Cotswolds – going for the dogs?
There’s probably no need for me to tell you about the many attractions of the Cotswolds as a place to visit with your leisure vehicle. An added bonus is likely to be a new initiative to be unveiled this spring.
It’s too early to say much, but there’s a Dog Friendly Cotswolds campaign in the offing. It will start with a new section at the www.cotswolds.com website, so do keep your eyes peeled if you like to take your pooch on holiday with you.
Swift Sprite Super Quattro FB – Six-ing things up
The name’s a bit of a mouthful, but Sprites are built by Swift these days. The Super bit tells you it’s an extra wide (2.46m) body, Quattro signifies a twin axle and FB stands for French bed.
Got that? Being a Sprite means it’s also highly competitively priced. And that also partly explains what is a relatively low maximum weight – at 1,704kg – for what is potentially a pretty wieldy 8m long van.
It’s a very family-friendly floorplan, with its permanent French double bed at the back alongside a relatively roomy washroom (again, that extra width helps), plus the ability to cope with up to four more by adapting the front settees (two single beds or a double) and turning the U-shaped central seating into a double. So, lots of berths, lots of seats, lots of appeal.
Three good: A lot of tourer for your money, twin axle on-road stability and that Sprite value-for-money name
Two bad: Still needs a hefty towcar and ATC is only an option
Perfect for… Families who want space
Also consider: Bailey Pegasus Grande SE Palermo
Got a van?

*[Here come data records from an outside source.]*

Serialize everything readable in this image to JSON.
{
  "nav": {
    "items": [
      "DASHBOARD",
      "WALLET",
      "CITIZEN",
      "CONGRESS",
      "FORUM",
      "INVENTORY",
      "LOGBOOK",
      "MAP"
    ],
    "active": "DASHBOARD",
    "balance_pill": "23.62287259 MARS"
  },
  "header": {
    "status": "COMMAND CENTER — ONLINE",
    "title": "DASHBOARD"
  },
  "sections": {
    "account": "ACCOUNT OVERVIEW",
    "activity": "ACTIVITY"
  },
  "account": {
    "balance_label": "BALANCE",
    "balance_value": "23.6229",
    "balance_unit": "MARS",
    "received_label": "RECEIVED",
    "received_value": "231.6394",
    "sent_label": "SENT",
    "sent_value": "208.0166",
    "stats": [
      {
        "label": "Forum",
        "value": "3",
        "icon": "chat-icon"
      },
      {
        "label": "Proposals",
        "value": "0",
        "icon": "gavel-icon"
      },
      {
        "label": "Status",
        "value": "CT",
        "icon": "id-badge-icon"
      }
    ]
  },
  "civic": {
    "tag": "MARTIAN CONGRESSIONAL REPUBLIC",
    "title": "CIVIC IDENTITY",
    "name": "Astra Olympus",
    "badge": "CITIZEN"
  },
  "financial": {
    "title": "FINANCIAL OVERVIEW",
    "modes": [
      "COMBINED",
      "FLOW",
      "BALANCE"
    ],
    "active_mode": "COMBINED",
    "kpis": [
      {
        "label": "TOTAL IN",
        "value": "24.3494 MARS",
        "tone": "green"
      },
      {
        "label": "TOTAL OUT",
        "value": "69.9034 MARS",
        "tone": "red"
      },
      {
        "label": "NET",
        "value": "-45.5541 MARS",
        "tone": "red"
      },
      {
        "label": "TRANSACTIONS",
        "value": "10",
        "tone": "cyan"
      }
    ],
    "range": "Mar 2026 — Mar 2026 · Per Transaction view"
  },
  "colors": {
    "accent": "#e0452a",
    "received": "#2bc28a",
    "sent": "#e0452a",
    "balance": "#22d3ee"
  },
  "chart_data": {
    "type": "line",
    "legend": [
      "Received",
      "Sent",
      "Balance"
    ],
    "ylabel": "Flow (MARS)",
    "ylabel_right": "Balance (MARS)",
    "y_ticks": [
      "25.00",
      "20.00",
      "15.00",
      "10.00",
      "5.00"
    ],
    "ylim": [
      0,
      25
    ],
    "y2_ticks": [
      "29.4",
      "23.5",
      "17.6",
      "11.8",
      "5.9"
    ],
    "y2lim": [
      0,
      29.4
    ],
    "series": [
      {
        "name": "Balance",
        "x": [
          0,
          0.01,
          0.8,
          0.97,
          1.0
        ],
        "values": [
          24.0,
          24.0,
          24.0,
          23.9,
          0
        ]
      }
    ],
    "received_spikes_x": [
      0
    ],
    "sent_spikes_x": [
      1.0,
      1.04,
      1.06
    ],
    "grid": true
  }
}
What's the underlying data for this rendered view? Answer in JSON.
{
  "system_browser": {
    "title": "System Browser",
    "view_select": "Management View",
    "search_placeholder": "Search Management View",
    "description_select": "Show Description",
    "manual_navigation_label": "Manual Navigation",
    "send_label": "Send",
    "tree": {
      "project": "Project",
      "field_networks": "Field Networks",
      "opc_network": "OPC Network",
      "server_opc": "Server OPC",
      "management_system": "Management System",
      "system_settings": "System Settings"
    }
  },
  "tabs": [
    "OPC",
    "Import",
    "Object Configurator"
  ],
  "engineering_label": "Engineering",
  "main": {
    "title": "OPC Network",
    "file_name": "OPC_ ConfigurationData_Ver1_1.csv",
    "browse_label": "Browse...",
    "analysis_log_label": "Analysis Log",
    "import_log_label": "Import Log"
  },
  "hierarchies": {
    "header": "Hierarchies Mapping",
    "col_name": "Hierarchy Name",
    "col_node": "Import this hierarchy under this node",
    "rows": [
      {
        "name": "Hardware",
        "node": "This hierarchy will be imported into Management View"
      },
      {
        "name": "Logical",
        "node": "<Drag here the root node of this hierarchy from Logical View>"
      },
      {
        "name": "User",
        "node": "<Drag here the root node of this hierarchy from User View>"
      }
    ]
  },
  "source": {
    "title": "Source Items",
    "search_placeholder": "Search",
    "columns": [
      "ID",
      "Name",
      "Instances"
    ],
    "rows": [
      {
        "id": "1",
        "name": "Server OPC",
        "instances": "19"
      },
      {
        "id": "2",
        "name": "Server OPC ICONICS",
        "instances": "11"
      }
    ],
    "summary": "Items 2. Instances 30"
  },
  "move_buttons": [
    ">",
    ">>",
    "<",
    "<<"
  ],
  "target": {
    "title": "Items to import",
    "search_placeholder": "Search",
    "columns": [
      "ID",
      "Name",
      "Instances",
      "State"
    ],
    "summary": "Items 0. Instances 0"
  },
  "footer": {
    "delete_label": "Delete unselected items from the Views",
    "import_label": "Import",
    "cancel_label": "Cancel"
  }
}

Get an awning
A drive-away awning is a perfect complement to a campervan, vastly increasing your living space, storage and sleeping options when on site. It’s even an ideal way of reserving your pitch when you’re out for the day. Hardly a new name – it produced its first tents over a 100 years ago – but it’s interesting to see Coleman making an entrance into the campervan awnings sector.
It’s announced three models under the Journeymaster brand, with prices starting at just under a grand, including pre-attached bedrooms complete with Coleman’s proven Blackout technology at the windows.
Coming at this end of the market from a somewhat different angle is top-dollar caravan awning maker, Isabella. Look out for the X-Tension, again designed specifically for campervans. It’s a premium product that comes with a premium price, so expect to pay around £1,350.
The newest addition to the Vango line-up is the Cove II Air Low. At around £570, it still packs in a full range of features, from a sewn-in groundsheet that keeps the bugs out to lantern hanging points.
By the way, all the above use inflatable technology, so they’re easy to put up and there’s no messing about with unwieldy poles, even if the awnings themselves can be a bit bulky when packed down. Key features to look out for, especially with inflatable awnings, include ventilation, how it attaches to the vehicle, windows and curtains, and number and type of doorways.